Health Medical Research

AI platforms for psychiatric patients show racial bias: Cedars-Sinai

Artificial intelligence platforms for psychiatric patients are showing a pattern of racial bias by proposing different treatments for people of colour, a small Cedars-Sinai study finds.
Photo Credit: Cedars Sinai Medical Center.

HQ Team

July 17, 2025: Artificial intelligence platforms for psychiatric patients are showing a pattern of racial bias by proposing different treatments for people of colour, a small Cedars-Sinai study finds.

Investigators studied four large language models (LLMs), a category of AI algorithms trained on enormous amounts of data, which enables them to understand and generate human language, according to a statement from Cedars Sinai Medical Center, a non-profit, tertiary, 915-bed teaching hospital and multi-specialty academic health science center located in Los Angeles, California.

The LLMs, when presented with hypothetical clinical cases, often proposed different treatments for psychiatric patients when African American identity was stated or implied than for patients for whom race was not indicated.

Diagnoses, by comparison, were relatively consistent, according to the researchers.

The LLMs in medicine are drawing interest for their ability to quickly evaluate and recommend diagnoses and treatments for individual patients.

Schizophrenia, anxiety

“Most of the LLMs exhibited some form of bias when dealing with African American patients, at times making dramatically different recommendations for the same psychiatric illness and otherwise identical patient,” said Elias Aboujaoude, MD,  corresponding author of the study. 

“This bias was most evident in cases of schizophrenia and anxiety.”

The researchers found that two LLMs omitted medication recommendations for an attention-deficit/hyperactivity disorder case when race was explicitly stated, but they suggested them when those characteristics were missing from the case.

Another LLM suggested guardianship for depression cases with explicit racial characteristics.

In one other instance, an LLM showed increased focus on reducing alcohol use in anxiety cases only for patients explicitly identified as African American or who had a common African American name.

Claude, ChatGPT

The four LLMs were Claude, ChatGPT, Gemini, and NewMes-15 (a local, medical-focused LLaMA 3 variant). 

Ten psychiatric patient cases representing five diagnoses were presented to these models under three conditions — race-neutral, race-implied, and race-explicitly stated (stating that the patient is African American). 

The models’ diagnostic recommendations and treatment plans were qualitatively evaluated by a clinical psychologist and a social psychologist, who scored 120 outputs for bias by comparing responses generated under race-neutral, race-implied, and race-explicit conditions.

Aboujaoude said the LLMs showed racial bias because they reflected bias found in the extensive content used to train them.
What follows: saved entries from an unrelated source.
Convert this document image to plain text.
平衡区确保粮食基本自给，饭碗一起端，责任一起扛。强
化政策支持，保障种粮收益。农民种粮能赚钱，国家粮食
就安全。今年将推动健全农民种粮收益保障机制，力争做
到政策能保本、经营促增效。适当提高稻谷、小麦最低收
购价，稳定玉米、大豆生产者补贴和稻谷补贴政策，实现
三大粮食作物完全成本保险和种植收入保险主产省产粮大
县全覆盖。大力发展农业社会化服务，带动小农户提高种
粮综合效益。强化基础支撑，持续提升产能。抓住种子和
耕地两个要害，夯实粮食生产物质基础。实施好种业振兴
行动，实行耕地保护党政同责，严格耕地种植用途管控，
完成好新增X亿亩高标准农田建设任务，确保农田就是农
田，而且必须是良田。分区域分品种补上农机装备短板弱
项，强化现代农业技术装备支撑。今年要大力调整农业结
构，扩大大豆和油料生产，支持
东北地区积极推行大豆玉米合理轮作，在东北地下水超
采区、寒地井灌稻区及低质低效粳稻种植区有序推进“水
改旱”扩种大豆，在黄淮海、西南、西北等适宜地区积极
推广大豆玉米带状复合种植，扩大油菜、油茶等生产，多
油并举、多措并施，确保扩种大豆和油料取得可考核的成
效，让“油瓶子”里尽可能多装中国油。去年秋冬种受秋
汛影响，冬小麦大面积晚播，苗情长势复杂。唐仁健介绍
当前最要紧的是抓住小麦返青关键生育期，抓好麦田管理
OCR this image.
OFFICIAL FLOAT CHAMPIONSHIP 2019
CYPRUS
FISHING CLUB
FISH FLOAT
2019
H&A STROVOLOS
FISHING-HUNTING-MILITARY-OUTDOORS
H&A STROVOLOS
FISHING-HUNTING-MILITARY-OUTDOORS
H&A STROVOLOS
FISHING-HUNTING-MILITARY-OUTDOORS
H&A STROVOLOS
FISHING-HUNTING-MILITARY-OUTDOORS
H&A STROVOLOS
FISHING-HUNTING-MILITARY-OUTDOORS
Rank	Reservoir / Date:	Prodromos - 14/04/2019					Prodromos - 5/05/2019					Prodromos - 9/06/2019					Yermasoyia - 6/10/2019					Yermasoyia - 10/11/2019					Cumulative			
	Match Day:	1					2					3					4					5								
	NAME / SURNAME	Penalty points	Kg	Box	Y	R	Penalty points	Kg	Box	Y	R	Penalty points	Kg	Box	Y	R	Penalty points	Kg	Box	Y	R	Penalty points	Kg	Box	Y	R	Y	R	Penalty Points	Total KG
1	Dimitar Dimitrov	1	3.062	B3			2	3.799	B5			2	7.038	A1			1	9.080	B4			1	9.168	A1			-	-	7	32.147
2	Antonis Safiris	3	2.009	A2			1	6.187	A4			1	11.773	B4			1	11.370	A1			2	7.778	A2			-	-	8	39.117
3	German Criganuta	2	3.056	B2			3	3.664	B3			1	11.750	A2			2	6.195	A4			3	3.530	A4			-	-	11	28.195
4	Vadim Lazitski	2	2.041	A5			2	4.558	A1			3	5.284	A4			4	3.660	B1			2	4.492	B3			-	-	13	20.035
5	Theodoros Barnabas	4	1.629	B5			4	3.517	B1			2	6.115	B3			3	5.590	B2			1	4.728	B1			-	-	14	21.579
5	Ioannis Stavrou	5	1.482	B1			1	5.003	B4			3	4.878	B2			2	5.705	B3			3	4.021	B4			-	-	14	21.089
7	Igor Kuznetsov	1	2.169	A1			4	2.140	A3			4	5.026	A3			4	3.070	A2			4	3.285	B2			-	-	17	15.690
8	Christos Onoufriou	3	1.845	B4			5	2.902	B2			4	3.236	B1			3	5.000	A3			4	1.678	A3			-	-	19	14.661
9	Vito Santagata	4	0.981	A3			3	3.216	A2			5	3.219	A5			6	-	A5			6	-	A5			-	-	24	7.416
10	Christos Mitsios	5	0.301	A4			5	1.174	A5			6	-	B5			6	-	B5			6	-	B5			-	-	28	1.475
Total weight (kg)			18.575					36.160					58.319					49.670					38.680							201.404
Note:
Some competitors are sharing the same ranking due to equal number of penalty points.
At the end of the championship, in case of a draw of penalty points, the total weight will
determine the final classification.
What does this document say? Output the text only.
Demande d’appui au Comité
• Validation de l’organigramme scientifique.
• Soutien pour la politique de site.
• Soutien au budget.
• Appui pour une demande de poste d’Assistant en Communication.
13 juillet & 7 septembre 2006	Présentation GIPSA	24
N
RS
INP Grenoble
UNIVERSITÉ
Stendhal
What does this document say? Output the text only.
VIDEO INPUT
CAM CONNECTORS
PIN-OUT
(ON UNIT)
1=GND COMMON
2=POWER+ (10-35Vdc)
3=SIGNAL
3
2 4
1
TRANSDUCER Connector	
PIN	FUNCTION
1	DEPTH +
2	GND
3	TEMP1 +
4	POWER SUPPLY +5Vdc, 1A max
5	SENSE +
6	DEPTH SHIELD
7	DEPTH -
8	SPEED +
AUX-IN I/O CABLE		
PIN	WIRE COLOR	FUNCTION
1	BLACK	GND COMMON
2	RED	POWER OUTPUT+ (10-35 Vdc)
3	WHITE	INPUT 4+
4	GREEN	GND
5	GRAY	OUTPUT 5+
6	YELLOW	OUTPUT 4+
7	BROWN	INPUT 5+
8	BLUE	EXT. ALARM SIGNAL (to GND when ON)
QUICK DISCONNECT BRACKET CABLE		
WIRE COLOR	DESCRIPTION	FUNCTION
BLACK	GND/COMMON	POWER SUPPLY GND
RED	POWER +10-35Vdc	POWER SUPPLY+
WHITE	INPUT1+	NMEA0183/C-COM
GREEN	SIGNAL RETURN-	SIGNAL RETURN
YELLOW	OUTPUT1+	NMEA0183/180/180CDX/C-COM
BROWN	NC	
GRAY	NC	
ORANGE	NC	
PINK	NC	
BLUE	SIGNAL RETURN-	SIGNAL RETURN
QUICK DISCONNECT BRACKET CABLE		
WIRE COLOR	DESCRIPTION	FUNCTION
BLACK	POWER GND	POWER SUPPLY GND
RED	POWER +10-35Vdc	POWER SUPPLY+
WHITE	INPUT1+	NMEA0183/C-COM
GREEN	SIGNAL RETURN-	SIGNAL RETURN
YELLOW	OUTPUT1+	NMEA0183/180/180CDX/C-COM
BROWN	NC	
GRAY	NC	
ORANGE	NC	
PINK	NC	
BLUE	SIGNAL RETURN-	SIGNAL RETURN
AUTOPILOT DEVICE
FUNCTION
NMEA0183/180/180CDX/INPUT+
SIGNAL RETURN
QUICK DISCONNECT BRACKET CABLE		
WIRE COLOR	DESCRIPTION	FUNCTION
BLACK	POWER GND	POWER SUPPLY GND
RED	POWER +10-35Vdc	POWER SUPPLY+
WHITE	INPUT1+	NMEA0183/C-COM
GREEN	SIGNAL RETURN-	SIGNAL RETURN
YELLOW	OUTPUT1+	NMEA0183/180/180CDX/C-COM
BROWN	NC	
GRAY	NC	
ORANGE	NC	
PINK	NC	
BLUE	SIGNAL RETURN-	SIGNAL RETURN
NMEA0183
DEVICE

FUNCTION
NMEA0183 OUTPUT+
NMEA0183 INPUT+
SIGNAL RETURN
Future research, he said, should focus on strategies to detect and quantify bias in artificial intelligence platforms and training data, create LLM architecture that resists demographic bias, and establish standardised protocols for clinical bias testing.

Given the high burden of documentation, estimated to consume up to 40% of a provider’s time, LLMs that can quickly synthesise input data to generate custom patient reports have been seen as a solution. 

Optimise treatment

The ability of LLMs to “understand” plain text and audio can extend to automatically extracting and processing symptoms and other information from a clinical interview. 

By proposing diagnoses and interventions based on information gleaned from massive medical databases, LLMs can also optimise treatment.

The findings, published in the peer-reviewed journal NPJ Digital Medicine, also highlighted the need for oversight to prevent powerful AI applications from perpetuating inequality in healthcare.

“The findings of this important study serve as a call to action for stakeholders across the healthcare ecosystem to ensure that LLM technologies enhance health equity rather than reproduce or worsen existing inequities,” said David Underhill, PhD, chair of the Department of Biomedical Sciences at Cedars-Sinai and the Janis and William Wetsman Family Chair in Inflammatory Bowel Disease.

 “Until that goal is reached, such systems should be deployed with caution and consideration for how even subtle racial characteristics may affect their judgment.”